I label the data by this weak condiction:

listLabel=[]
for data in train:
    condition=data["Puntuacion Final Pasteles"]+data["Puntuacion Final Botellas"]       
    if condition<20:
        listLabel.append(0)
    else:
        listLabel.append(1)

And I generate the data for testing like this:

  #this should be type 1
    pruebaGanado={
            "Hora": "16:43:35",
            "Fecha": "19/06/2015",
            "Tiempo": 10,
            "Brazos": "der",
            "Sentado": "no",
            "Puntuacion Final Pasteles": 10,
            "Nombre": "usuario1",
            "Puntuacion Final Botellas": 33
        }
    #this should be type 0
    pruebaPerdido={
            "Hora": "16:43:35",
            "Fecha": "19/06/2015",
            "Tiempo": 10,
            "Brazos": "der",
            "Sentado": "no",
            "Puntuacion Final Pasteles": 2,
            "Nombre": "usuario1",
            "Puntuacion Final Botellas": 3
        }
        test=[]
        for repeticion in range(0,420):
            test.append(pruebaGanado)
            test.append(pruebaPerdido)

After that, I use trainand listLabel to train the classifier:

vec = DictVectorizer()
X=vec.fit_transform(train)
gnb = GaussianNB()
trained=gnb.fit(X.toarray(),listLabel)

Once I have trained the classifier I use the data for testing

testX=vec.fit_transform(test)
predicted=trained.predict(testX.toarray())

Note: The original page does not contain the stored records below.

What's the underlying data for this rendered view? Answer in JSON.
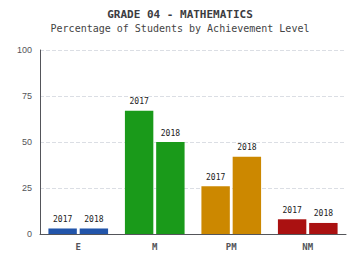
{
  "chart_data": {
    "type": "bar",
    "title": "GRADE 04 - MATHEMATICS",
    "subtitle": "Percentage of Students by Achievement Level",
    "categories": [
      "E",
      "M",
      "PM",
      "NM"
    ],
    "series": [
      {
        "name": "2017",
        "values": [
          3,
          67,
          26,
          8
        ]
      },
      {
        "name": "2018",
        "values": [
          3,
          50,
          42,
          6
        ]
      }
    ],
    "colors": [
      "#2255aa",
      "#1a9a1a",
      "#cc8800",
      "#aa1111"
    ],
    "ylim": [
      0,
      100
    ],
    "yticks": [
      0,
      25,
      50,
      75,
      100
    ],
    "grid": true
  }
}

Finally the results are always 0. Could you tell me what I did wrong and how to fix it please?

1
please accept the answer if it helped you, So other can learn from it too...omerbp

1 Answers

1
votes

First of all, Since your data has features that are not informative (same value for all data), I cleaned it a bit:

ganado={
    "a": 50,
    "b": 33
}
perdido={
        "a": 4,
        "b": 3
    }
pruebaGanado={
        "a": 10,
        "b": 33
    }
pruebaPerdido={
        "a": 2,
        "b": 3
    }

All the rest is not important, and cleaning your code will help you focus on what counts.

Now, Gaussian Naive Bayes is all about probability: as you may notice, the classifier tries to tell you that:

P((a,b)=(10,33)|class=0)*P(class=0)   >   P((a,b)=(10,33)|class=1)*P(class=1)

Because it assumes that both a and b have normal distribution, and the probabilities in this case are very low, the priors you gave it -(1,400) are negligible. You can see the Formula itself here. By the way, you can get the exact probabilities:

t = [pruebaGanado,pruebaPerdido]
t = vec.fit_transform(t)
print model.predict_proba(t.toarray())
#prints:
[[ 1.  0.]
[ 1.  0.]]

So the classifier is sure that 0 is the right class. Now, lets change a bit the test data:

pruebaGanado={
    "Puntuacion Final Pasteles": 20,
    "Puntuacion Final Botellas": 33
}

Now we have:

[[ 0.  1.]
[ 1.  0.]]

So you did nothing wrong, it is all a matter of calculation. By the way, I challenge you to replace GaussianNB with MultinomialNB, and see how the priors change it all.

Also, unless you have a very good reason to use here GaussianNB, I would consider using some kind of tree classification, as in my opinion it may suit your problem better.